As a competitor with, and even as a threat to, traditional financial institutions (FIs), cryptocurrency has a long way to go, the head of J.P. Morgan’s blockchain division said.
Even so, this nascent asset class has far too much disruptive potential to be ignored, Umar Farooq, CEO of Onyx by J.P. Morgan, said during a panel hosted Tuesday (Aug. 30) by the Monetary Authority of Singapore.
For one thing, the regulatory infrastructure isn’t in place yet, and that is slowing the financial industry down, he said.
“If you think about deposits, tokenized deposits do not exist in the world right now” as a result, Farooq added.
But for another, “there are not that many use cases” yet, Farooq said. “Yes, you can try to tokenize deposits to create crypto. But who cares? Most of crypto is still junk, actually … with the exception of, I would say, a few dozen tokens.”
Everything else, he said, “is either noise, or frankly, it’s just going to go away. So, in my mind, the use cases haven’t arisen fully.”
While there are things you can do right now, he added, “most of the money that’s being used in Web3 today in the current infrastructure is for speculative investments.”
See also: Web3: Is There Any ‘There’ There? And If So, Where Is It?
Having learned their lessons in the fiscal crisis of 2008-2009, banks understand “if you go down that path, it’s probably going to end badly,” Farooq said.
New Use Cases
Farooq said he does believe those use cases will arise, however.
J.P. Morgan remains “very committed to the technology” and is investing heavily in it, he said. “When you look at Web3, and you look at what the framework and what the runway of this thing can be one day, it would be quite short-sighted for financial institutions not to be very heavily involved in this technology.”
When you consider moving money or creating tokenized assets like stocks and bonds, or even tokenized real estate on blockchains, Farooq argued, you can see how dramatically different it can be with a reinvented infrastructure.
J.P. Morgan has been thinking very hard about “building the infrastructure that enables applying that technology to assets as they are understood and regulated today, but also enabling us to be ready for the next cycle, which will be the asset cycle,” Farooq said.
At the same time, he said he believes that large banks will win the race to create that blockchain-based, crypto-powered infrastructure.

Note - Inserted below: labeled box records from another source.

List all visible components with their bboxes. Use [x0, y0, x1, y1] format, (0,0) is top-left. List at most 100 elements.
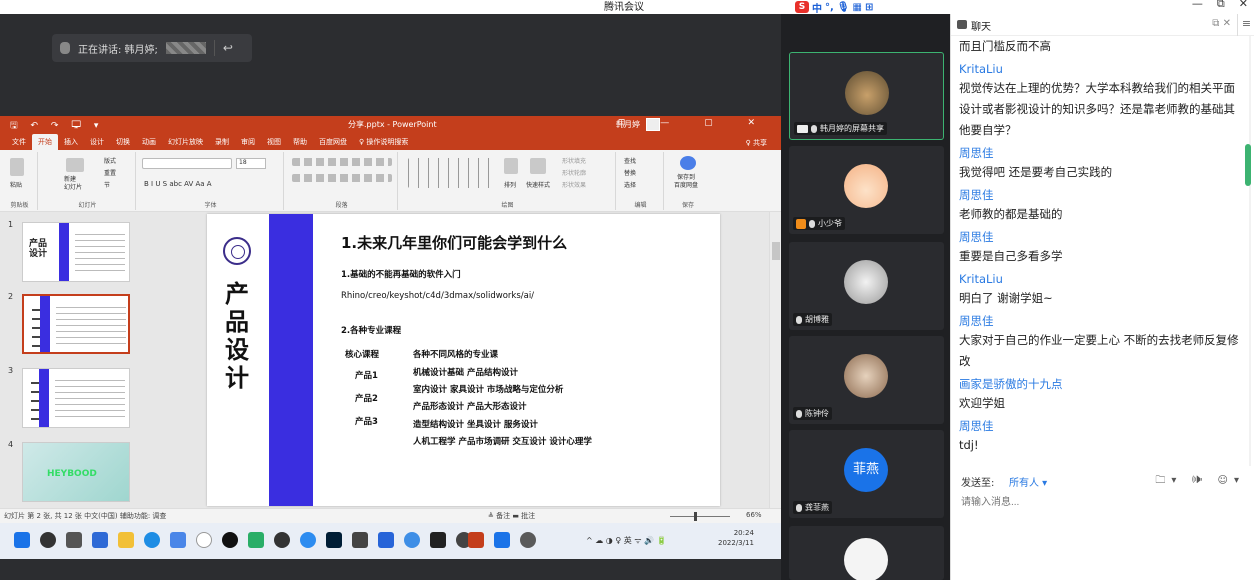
- find-button[interactable]: 查找: [624, 156, 636, 165]
- paste-label[interactable]: 粘贴: [10, 180, 22, 189]
- chat-tools[interactable]: 🗀▾ 🕪 ☺▾: [1155, 473, 1245, 490]
- store-icon[interactable]: [170, 532, 186, 548]
- shape-effect-button[interactable]: 形状效果: [562, 180, 586, 189]
- current-slide[interactable]: 产品设计 1.未来几年里你们可能会学到什么 1.基础的不能再基础的软件入门 Rh…: [207, 214, 720, 506]
- scrollbar-thumb[interactable]: [772, 242, 780, 260]
- font-format-buttons[interactable]: B I U S abc AV Aa A: [144, 180, 212, 188]
- new-slide-icon[interactable]: [66, 158, 84, 172]
- widgets-icon[interactable]: [92, 532, 108, 548]
- tab-design[interactable]: 设计: [84, 134, 110, 150]
- save-to-baidu-button[interactable]: 保存到 百度网盘: [674, 174, 698, 190]
- zoom-level[interactable]: 66%: [746, 511, 762, 519]
- select-button[interactable]: 选择: [624, 180, 636, 189]
- new-slide-button[interactable]: 新建 幻灯片: [64, 176, 82, 192]
- tell-me-search[interactable]: ♀ 操作说明搜索: [353, 134, 414, 150]
- arrange-icon[interactable]: [504, 158, 518, 174]
- start-icon[interactable]: [14, 532, 30, 548]
- baidu-cloud-icon[interactable]: [680, 156, 696, 170]
- ime-toolbar[interactable]: S 中 °, 🎙 ▦ ⊞: [795, 0, 873, 15]
- section-button[interactable]: 节: [104, 180, 110, 189]
- list-buttons[interactable]: [292, 158, 392, 166]
- tab-baidu[interactable]: 百度网盘: [313, 134, 353, 150]
- zoom-slider-knob[interactable]: [694, 512, 697, 521]
- ppt-quick-access[interactable]: 🖫 ↶ ↷ 🖵 ▾: [10, 118, 103, 134]
- maximize-button[interactable]: ⧉: [1217, 0, 1225, 11]
- ime-keyboard-icon[interactable]: ▦: [853, 2, 862, 13]
- close-button[interactable]: ✕: [1239, 0, 1248, 11]
- chrome-icon[interactable]: [196, 532, 212, 548]
- search-icon[interactable]: [40, 532, 56, 548]
- photoshop-icon[interactable]: [326, 532, 342, 548]
- zoom-slider[interactable]: [670, 516, 730, 517]
- system-tray[interactable]: ^ ☁ ◑ ♀ 英 ᯤ 🔊 🔋: [586, 535, 667, 546]
- tab-help[interactable]: 帮助: [287, 134, 313, 150]
- qq-icon[interactable]: [222, 532, 238, 548]
- participant-tile[interactable]: 韩月婷的屏幕共享: [789, 52, 944, 140]
- tab-animations[interactable]: 动画: [136, 134, 162, 150]
- chat-messages[interactable]: 而且门槛反而不高 KritaLiu 视觉传达在上理的优势？大学本科教给我们的相关…: [951, 36, 1247, 466]
- return-icon[interactable]: ↩: [223, 41, 233, 55]
- app-icon[interactable]: [404, 532, 420, 548]
- chat-window-controls[interactable]: ⧉ ✕: [1212, 18, 1231, 29]
- quick-styles-button[interactable]: 快速样式: [526, 180, 550, 189]
- quick-styles-icon[interactable]: [530, 158, 546, 174]
- settings-icon[interactable]: [520, 532, 536, 548]
- tab-slideshow[interactable]: 幻灯片放映: [162, 134, 209, 150]
- app-icon[interactable]: [274, 532, 290, 548]
- powerpoint-icon[interactable]: [468, 532, 484, 548]
- tab-view[interactable]: 视图: [261, 134, 287, 150]
- slide-thumbnail-3[interactable]: [22, 368, 130, 428]
- layout-button[interactable]: 版式: [104, 156, 116, 165]
- arrange-button[interactable]: 排列: [504, 180, 516, 189]
- app-icon[interactable]: [430, 532, 446, 548]
- participant-tile[interactable]: 胡博雅: [789, 242, 944, 330]
- replace-button[interactable]: 替换: [624, 168, 636, 177]
- clock[interactable]: 20:24 2022/3/11: [718, 528, 754, 548]
- tab-transitions[interactable]: 切换: [110, 134, 136, 150]
- tab-home[interactable]: 开始: [32, 134, 58, 150]
- tab-insert[interactable]: 插入: [58, 134, 84, 150]
- share-button[interactable]: ♀ 共享: [746, 138, 767, 148]
- participant-tile[interactable]: 菲燕 龚菲燕: [789, 430, 944, 518]
- tab-review[interactable]: 审阅: [235, 134, 261, 150]
- participant-tile[interactable]: 陈钟伶: [789, 336, 944, 424]
- participants-sidebar[interactable]: 韩月婷的屏幕共享 小少爷 胡博雅 陈钟伶 菲燕 龚菲燕: [781, 14, 950, 580]
- chat-scrollbar-track[interactable]: [1249, 36, 1251, 466]
- tab-file[interactable]: 文件: [6, 134, 32, 150]
- app-icon[interactable]: [378, 532, 394, 548]
- shape-fill-button[interactable]: 形状填充: [562, 156, 586, 165]
- reset-button[interactable]: 重置: [104, 168, 116, 177]
- slide-vertical-scrollbar[interactable]: [769, 212, 781, 508]
- tab-record[interactable]: 录制: [209, 134, 235, 150]
- chat-input[interactable]: [961, 492, 1245, 512]
- font-size-select[interactable]: 18: [236, 158, 266, 169]
- edge-icon[interactable]: [144, 532, 160, 548]
- participant-tile[interactable]: 小少爷: [789, 146, 944, 234]
- slide-thumbnail-2[interactable]: [22, 294, 130, 354]
- minimize-button[interactable]: —: [1192, 0, 1203, 11]
- font-name-select[interactable]: [142, 158, 232, 169]
- shape-outline-button[interactable]: 形状轮廓: [562, 168, 586, 177]
- slide-thumbnail-1[interactable]: 产品 设计: [22, 222, 130, 282]
- ime-punct-icon[interactable]: °,: [825, 2, 834, 13]
- slide-thumbnails-panel[interactable]: 1 产品 设计 2 3 4 HEYBOOD: [0, 212, 150, 508]
- ime-mode[interactable]: 中: [812, 0, 822, 15]
- participant-tile[interactable]: [789, 526, 944, 580]
- file-explorer-icon[interactable]: [118, 532, 134, 548]
- task-view-icon[interactable]: [66, 532, 82, 548]
- slide-thumbnail-4[interactable]: HEYBOOD: [22, 442, 130, 502]
- ime-apps-icon[interactable]: ⊞: [865, 2, 873, 13]
- chat-scrollbar-thumb[interactable]: [1245, 144, 1251, 186]
- status-notes-comments[interactable]: ≜ 备注 ▬ 批注: [488, 511, 535, 521]
- paste-icon[interactable]: [10, 158, 24, 176]
- chat-menu-button[interactable]: ≡: [1237, 14, 1254, 36]
- app-icon[interactable]: [300, 532, 316, 548]
- ppt-window-controls[interactable]: ⊡ — ▢ ✕: [618, 118, 771, 128]
- app-icon[interactable]: [352, 532, 368, 548]
- shapes-gallery[interactable]: [408, 158, 494, 188]
- send-to-dropdown[interactable]: 所有人 ▾: [1009, 474, 1047, 489]
- align-buttons[interactable]: [292, 174, 392, 182]
- wechat-icon[interactable]: [248, 532, 264, 548]
- tencent-meeting-icon[interactable]: [494, 532, 510, 548]
- ime-mic-icon[interactable]: 🎙: [837, 2, 850, 13]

“All of the banks are looking at this as a way to really rethink the future of their business,” Farooq said.
Playing to Win
Noting that the company Chase transfers about $10 trillion every 24 hours, Farooq said, “right now, our JPM Coin infrastructure does upwards of about $1 billion dollars a day.”
That’s far more than any competitor, he added.
“When we are doing that $1 billion, we are complying with all the rules that the $10 trillion complies with,” he said. “And so, all of our regulators across the world are satisfied with the approach.”
While that means FIs are slower, given the complex regulatory regime they labor under, that’s not a bad thing, given the implications for financial stability if things go wrong for big banks, Farooq added.
But potential customers “know that we check all the boxes [for] everything from sanctions screening to anti-money laundering (AML) and know your customer (KYC) checks.”
Everyone in the financial blockchain space, whether a big traditional firm or startup FinTech, is “trying to build trust, and one of the institutions [customers] trust the most, for better or for worse, is their bank.”
He added, “the large institutions who catch up to this are going to be absolute winners in the market.”